The short version about why I am doing what I doing.
This is my story.
I was the girl with big dreams and believed in relationships. I was taught to be polite, respectful, and most of all do everything I could to keep others happy.
In high school, I was a pretty good athlete and had opportunities to play basketball and run track at several small colleges. Dream come true! That is until I began to be bullied because of those big dreams and success towards reaching them. My four years of high school were pretty tough and I internalized a lot of the crap from the bullies in my life.
However, I did become a collegiate athlete. I reached that goal and the bullies didn’t win but I started to fear confrontation. I started to play small in all aspects of my life and fly under the radar. I was still an achiever – enough to get accolades but not enough to make anyone, truly uncomfortable. I did this so I wouldn’t get bullied again.
Creation of My Mental Bully
Then I created my own worst bully: I began to compete with myself. Beat myself up. Letting those voices of past bullies and current fears tear my physical appearance apart and destroy my self-esteem. I made it through all of this without any major issues regarding depression, addiction, or poor relationships decisions. Except well, with myself. I began to believe everyone else was more important than me. Everyone else’s time was more valuable. That I had to be all to everyone. I had to be quiet so I can be liked. I had to be formal, polite and know just enough to be well-spoken but not intimidating.
There have been times in my life that I allowed my true self to shine and it was powerfully positive but my fears of risking vulnerability and heartbreak kept me small, reserved, formal, and highly professional. I got very good at wearing the mask I had created for myself.
The Process and Practice of Overcoming
Now, I am finally overcoming my fears and internalized voices to live a life I adore, as my authentic self. Don’t get me wrong, things have always been good for me (and I am momentously grateful for that), expect well, how unkind I was and can be to myself.

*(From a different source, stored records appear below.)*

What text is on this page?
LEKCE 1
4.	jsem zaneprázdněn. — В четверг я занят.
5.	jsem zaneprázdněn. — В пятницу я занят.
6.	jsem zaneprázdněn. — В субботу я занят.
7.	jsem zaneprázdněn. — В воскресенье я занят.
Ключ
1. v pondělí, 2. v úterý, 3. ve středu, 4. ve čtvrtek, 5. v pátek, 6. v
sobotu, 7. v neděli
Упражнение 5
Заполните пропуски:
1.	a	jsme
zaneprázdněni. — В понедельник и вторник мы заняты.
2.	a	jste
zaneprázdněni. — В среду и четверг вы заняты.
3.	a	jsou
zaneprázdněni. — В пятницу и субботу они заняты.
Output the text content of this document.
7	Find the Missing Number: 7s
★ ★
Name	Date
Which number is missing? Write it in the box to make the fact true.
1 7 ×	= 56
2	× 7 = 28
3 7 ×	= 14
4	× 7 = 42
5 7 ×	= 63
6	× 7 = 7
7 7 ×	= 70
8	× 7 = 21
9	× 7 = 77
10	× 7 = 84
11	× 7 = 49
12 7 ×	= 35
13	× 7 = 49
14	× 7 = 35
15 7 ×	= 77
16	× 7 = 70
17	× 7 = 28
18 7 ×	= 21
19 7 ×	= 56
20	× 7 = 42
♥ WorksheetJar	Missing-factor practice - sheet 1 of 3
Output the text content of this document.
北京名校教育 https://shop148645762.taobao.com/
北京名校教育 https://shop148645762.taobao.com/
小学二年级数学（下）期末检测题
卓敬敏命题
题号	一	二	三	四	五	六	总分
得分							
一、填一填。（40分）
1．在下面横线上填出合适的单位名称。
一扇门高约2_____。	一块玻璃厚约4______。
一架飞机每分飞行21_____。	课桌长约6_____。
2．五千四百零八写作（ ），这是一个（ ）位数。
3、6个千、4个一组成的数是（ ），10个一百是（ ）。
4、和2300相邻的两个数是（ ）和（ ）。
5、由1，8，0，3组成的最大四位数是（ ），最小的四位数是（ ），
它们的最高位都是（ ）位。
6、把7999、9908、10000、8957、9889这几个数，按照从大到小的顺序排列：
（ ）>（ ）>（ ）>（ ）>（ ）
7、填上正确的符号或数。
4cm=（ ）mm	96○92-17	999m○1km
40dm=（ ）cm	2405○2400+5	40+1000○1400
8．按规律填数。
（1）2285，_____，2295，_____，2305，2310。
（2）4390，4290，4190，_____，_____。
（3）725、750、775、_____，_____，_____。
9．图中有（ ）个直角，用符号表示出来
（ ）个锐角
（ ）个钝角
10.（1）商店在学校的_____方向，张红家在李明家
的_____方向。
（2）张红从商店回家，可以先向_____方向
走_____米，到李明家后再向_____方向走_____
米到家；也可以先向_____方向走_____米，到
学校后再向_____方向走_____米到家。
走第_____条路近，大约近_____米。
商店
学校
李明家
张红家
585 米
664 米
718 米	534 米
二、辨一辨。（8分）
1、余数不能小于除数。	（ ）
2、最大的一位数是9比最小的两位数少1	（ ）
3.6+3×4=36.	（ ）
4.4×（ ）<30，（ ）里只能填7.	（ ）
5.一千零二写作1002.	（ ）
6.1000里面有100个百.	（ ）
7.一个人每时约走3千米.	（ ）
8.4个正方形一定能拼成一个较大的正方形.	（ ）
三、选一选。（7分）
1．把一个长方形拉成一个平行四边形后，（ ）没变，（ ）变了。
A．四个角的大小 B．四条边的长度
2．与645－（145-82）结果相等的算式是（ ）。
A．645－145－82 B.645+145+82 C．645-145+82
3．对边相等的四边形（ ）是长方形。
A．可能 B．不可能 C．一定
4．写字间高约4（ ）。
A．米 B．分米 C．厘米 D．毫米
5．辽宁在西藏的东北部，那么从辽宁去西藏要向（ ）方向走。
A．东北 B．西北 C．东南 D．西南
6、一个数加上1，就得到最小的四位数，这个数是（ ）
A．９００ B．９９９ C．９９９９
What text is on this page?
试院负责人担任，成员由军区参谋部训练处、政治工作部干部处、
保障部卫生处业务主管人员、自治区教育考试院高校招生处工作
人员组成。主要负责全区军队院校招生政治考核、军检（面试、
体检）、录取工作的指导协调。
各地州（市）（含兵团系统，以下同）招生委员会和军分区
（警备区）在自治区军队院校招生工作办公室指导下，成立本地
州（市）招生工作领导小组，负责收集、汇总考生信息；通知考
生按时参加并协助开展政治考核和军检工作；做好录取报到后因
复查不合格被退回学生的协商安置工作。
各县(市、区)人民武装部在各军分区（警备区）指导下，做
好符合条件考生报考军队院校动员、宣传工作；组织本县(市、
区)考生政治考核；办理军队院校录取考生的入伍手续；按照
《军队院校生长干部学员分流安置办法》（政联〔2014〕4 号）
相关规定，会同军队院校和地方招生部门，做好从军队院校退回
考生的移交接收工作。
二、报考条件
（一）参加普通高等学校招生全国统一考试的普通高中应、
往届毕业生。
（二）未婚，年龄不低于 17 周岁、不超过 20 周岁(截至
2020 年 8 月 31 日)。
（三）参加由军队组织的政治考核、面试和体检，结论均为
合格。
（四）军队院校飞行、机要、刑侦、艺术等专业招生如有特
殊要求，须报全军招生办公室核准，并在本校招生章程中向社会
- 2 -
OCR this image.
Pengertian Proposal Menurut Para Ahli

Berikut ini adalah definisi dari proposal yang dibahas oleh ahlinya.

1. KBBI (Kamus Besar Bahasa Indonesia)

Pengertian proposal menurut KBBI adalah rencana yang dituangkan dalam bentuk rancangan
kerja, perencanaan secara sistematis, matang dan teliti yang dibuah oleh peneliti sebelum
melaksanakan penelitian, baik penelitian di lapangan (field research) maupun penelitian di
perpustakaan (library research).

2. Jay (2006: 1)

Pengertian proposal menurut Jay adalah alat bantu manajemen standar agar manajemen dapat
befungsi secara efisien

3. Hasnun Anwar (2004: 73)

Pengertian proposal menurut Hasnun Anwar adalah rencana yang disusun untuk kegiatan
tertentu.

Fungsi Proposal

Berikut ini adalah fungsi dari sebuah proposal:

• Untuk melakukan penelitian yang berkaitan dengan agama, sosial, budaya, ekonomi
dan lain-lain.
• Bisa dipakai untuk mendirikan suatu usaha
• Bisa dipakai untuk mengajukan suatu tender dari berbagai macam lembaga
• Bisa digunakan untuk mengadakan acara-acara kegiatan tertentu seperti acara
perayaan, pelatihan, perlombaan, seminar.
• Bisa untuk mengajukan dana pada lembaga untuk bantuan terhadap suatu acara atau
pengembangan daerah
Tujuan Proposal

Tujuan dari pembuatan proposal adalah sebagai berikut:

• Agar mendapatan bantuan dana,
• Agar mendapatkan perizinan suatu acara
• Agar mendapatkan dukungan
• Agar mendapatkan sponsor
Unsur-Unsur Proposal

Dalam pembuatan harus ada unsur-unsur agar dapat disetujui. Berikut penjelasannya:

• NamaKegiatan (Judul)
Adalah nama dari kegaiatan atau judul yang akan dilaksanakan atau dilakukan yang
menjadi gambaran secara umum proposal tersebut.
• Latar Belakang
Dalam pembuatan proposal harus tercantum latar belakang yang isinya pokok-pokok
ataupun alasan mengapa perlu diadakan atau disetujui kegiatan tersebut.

I knew there was a better way, so I began reading books, talking to people, hired a coach, a counselor, and picked up yoga. Because one thing I knew for sure, was that this work to love myself, is a lifelong practice. There will always be situations where I want to pick up my mask and morph back into the unassuming, wallflower.
I am in Control
The results of my work have been so encouraging. I feel stronger, more courageous, and free. I still struggle with all the things I mentioned above but I embrace and accept them about myself, meaning those fears and internalized voices are NO longer in control.
My Gift to Share
My retreat is the a culmination of all the internal work I have done to be kinder to myself. To start showing up as the authentic, confident woman I wish to be. And this gift is the gift I wish to share with each of you.
I decided on a retreat format in a relaxing atmosphere because I believe it’s the best space for the first series of intensive self-acceptance work to done. It’s here where we will build a strong foundation of powerful skills to take the control back from your inner critic and internalized bullies. The control, peace, and self-acceptance will be placed squarely back in your capable hands and that is the greatest gift I can witness. The work you do, in my retreat, will elevate and grow your life in ways that you’ve never imagined possible.
It powerful, my friends. Powerful! And I am honored to be apart of the change process.